I needed to break free from that in order to feel okay.
In The Argonauts, Maggie Nelson makes use of Winnicott’s concept “deflation without dismissal”, which I think would have served my younger self well. There’s a deep sense of comfort to be found in discovering that our sorrows are not as unique as we might have thought, but for that discovery to be a healing experience we need, I think, to let go of our fear of ordinariness. Deflation can be a relief — it means, after all, that our troubles are not ones that nobody in the history of humanity has ever succeeded in moving past, or at least in learning to live with.
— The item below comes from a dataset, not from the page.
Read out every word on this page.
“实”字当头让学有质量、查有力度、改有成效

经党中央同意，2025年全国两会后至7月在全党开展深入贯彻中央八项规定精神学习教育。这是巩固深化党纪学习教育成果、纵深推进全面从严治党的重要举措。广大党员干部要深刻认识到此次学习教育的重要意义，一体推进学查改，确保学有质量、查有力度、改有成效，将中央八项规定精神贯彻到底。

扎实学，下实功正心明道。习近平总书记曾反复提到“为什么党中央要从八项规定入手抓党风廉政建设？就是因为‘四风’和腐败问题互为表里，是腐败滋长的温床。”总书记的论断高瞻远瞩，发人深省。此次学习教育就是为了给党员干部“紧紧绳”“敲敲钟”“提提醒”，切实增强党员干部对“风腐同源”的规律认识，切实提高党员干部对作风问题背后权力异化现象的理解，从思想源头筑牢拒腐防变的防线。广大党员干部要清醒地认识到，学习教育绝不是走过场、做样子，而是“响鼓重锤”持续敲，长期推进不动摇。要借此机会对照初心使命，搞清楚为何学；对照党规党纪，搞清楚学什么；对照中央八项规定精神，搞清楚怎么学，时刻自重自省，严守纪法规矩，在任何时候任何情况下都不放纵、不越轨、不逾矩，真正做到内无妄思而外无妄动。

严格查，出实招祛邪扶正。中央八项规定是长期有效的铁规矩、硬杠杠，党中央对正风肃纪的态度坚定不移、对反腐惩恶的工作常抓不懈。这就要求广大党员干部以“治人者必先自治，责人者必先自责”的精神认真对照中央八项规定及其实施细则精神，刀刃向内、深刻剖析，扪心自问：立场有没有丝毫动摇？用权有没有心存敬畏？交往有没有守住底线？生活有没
But the “without dismissal” part matters too: the ordinariness of our suffering doesn’t make it gauche or unimportant; it only makes it part of the fabric of human experience. And this means, of course, that we too are part of this fabric, and not doomed to a separation we can never hope to resolve. There’s no need, then, to embrace the idea that we could never possibly be understood as a safeguard against the pain of failing to find the understanding that we crave.
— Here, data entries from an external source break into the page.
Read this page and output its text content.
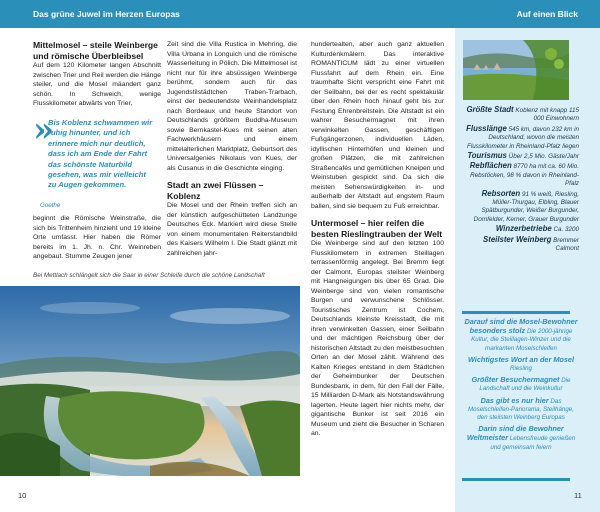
Das grüne Juwel im Herzen Europas	Auf einen Blick
Mittelmosel – steile Weinberge und römische Überbleibsel

Auf dem 120 Kilometer langen Abschnitt zwischen Trier und Reil werden die Hänge steiler, und die Mosel mäandert ganz schön. In Schweich, wenige Flusskilometer abwärts von Trier,

»
Bis Koblenz schwammen wir ruhig hinunter, und ich erinnere mich nur deutlich, dass ich am Ende der Fahrt das schönste Naturbild gesehen, was mir vielleicht zu Augen gekommen.
Goethe

beginnt die Römische Weinstraße, die sich bis Trittenheim hinzieht und 19 kleine Orte umfasst. Hier haben die Römer bereits im 1. Jh. n. Chr. Weinreben angebaut. Stumme Zeugen jener

Zeit sind die Villa Rustica in Mehring, die Villa Urbana in Longuich und die römische Wasserleitung in Pölich. Die Mittelmosel ist nicht nur für ihre absüssigen Weinberge berühmt, sondern auch für das Jugendstilstädtchen Traben-Trarbach, einst der bedeutendste Weinhandelsplatz nach Bordeaux und heute Standort von Deutschlands größtem Buddha-Museum sowie Bernkastel-Kues mit seinen alten Fachwerkhäusern und einem mittelalterlichen Marktplatz, Geburtsort des Universalgenies Nikolaus von Kues, der als Cusanus in die Geschichte einging.

Stadt an zwei Flüssen – Koblenz

Die Mosel und der Rhein treffen sich an der künstlich aufgeschütteten Landzunge Deutsches Eck. Markiert wird diese Stelle von einem monumentalen Reiterstandbild des Kaisers Wilhelm I. Die Stadt glänzt mit zahlreichen jahr-

hundertealten, aber auch ganz aktuellen Kulturdenkmälern. Das interaktive ROMANTICUM lädt zu einer virtuellen Flussfahrt auf dem Rhein ein. Eine traumhafte Sicht verspricht eine Fahrt mit der Seilbahn, bei der es recht spektakulär über den Rhein hoch hinauf geht bis zur Festung Ehrenbreitstein. Die Altstadt ist ein wahrer Besuchermagnet mit ihren verwinkelten Gassen, geschäftigen Fußgängerzonen, individuellen Läden, idyllischen Hinterhöfen und kleinen und großen Plätzen, die mit zahlreichen Straßencafés und gemütlichen Kneipen und Weinstuben gespickt sind. Da sich die meisten Sehenswürdigkeiten in- und außerhalb der Altstadt auf engstem Raum ballen, sind sie bequem zu Fuß erreichbar.

Untermosel – hier reifen die besten Rieslingtrauben der Welt

Die Weinberge sind auf den letzten 100 Flusskilometern in extremen Steillagen terrassenförmig angelegt. Bei Bremm liegt der Calmont, Europas steilster Weinberg mit Hangneigungen bis über 65 Grad. Die Weinberge sind von vielen romantische Burgen und verwunschene Schlösser. Touristisches Zentrum ist Cochem, Deutschlands kleinste Kreisstadt, die mit ihren verwinkelten Gassen, einer Seilbahn und der mächtigen Reichsburg über der historischen Altstadt zu den meistbesuchten Orten an der Mosel zählt. Während des Kalten Krieges entstand in dem Städtchen der Geheimbunker der Deutschen Bundesbank, in dem, für den Fall der Fälle, 15 Milliarden D-Mark als Notstandswährung lagerten. Heute lagert hier nichts mehr, der gigantische Bunker ist seit 2016 ein Museum und zieht die Besucher in Scharen an.

Bei Mettlach schlängelt sich die Saar in einer Schleife durch die schöne Landschaft
10	11
Größte Stadt Koblenz mit knapp 115 000 Einwohnern
Flusslänge 545 km, davon 232 km in Deutschland, wovon die meisten Flusskilometer in Rheinland-Pfalz liegen
Tourismus Über 2,5 Mio. Gäste/Jahr
Rebflächen 8770 ha mit ca. 60 Mio. Rebstöcken, 98 % davon in Rheinland-Pfalz
Rebsorten 91 % weiß, Riesling, Müller-Thurgau, Elbling, Blauer Spätburgunder, Weißer Burgunder, Dornfelder, Kerner, Grauer Burgunder
Winzerbetriebe Ca. 3200
Steilster Weinberg Bremmer Calmont
Darauf sind die Mosel-Bewohner besonders stolz Die 2000-jährige Kultur, die Steillagen-Winzer und die markanten Moselschleifen
Wichtigstes Wort an der Mosel Riesling
Größter Besuchermagnet Die Landschaft und die Weinkultur
Das gibt es nur hier Das Moselschleifen-Panorama, Steilhänge, den steilsten Weinberg Europas
Darin sind die Bewohner Weltmeister Lebensfreude genießen und gemeinsam feiern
All of this brings me, for the hundredth time this year, back to Martha Nussbaum’s Upheavals of Thought. There’s a wonderful section that deals with the link between compassion and this sense of commonality — but it’s a sense of commonality that goes beyond recognising in others what we have experienced or could come to experience ourselves. Nussbaum argues that compassion is linked to “a recognition of one’s own related vulnerability”, but one that broadens its reach to include “even the aspects of suffering that are most unlike our own”. This kind of compassion is a powerful antidote to shame, and its normalising effect can be very powerful. Again, it’s not about claiming excessive knowledge in a way that erases the particulars of another person’s reality, but about acknowledging that while the particulars matter, we all understand suffering and need. We may not know the ins and outs of another living being’s pain, but we do know what it’s like to be vulnerable to various hurts.
Recognising this common core allows us, as Nussbaum puts it, to “turn our thoughts outward”, in a way that seems to me the very antitheses of Randian exceptionalism. People suffer, and their pain is both ordinary in its humanity and unique because they’re valuable individuals, and we can hopefully exist in the world without turning our backs to the fact that we’re all as vulnerable as each other.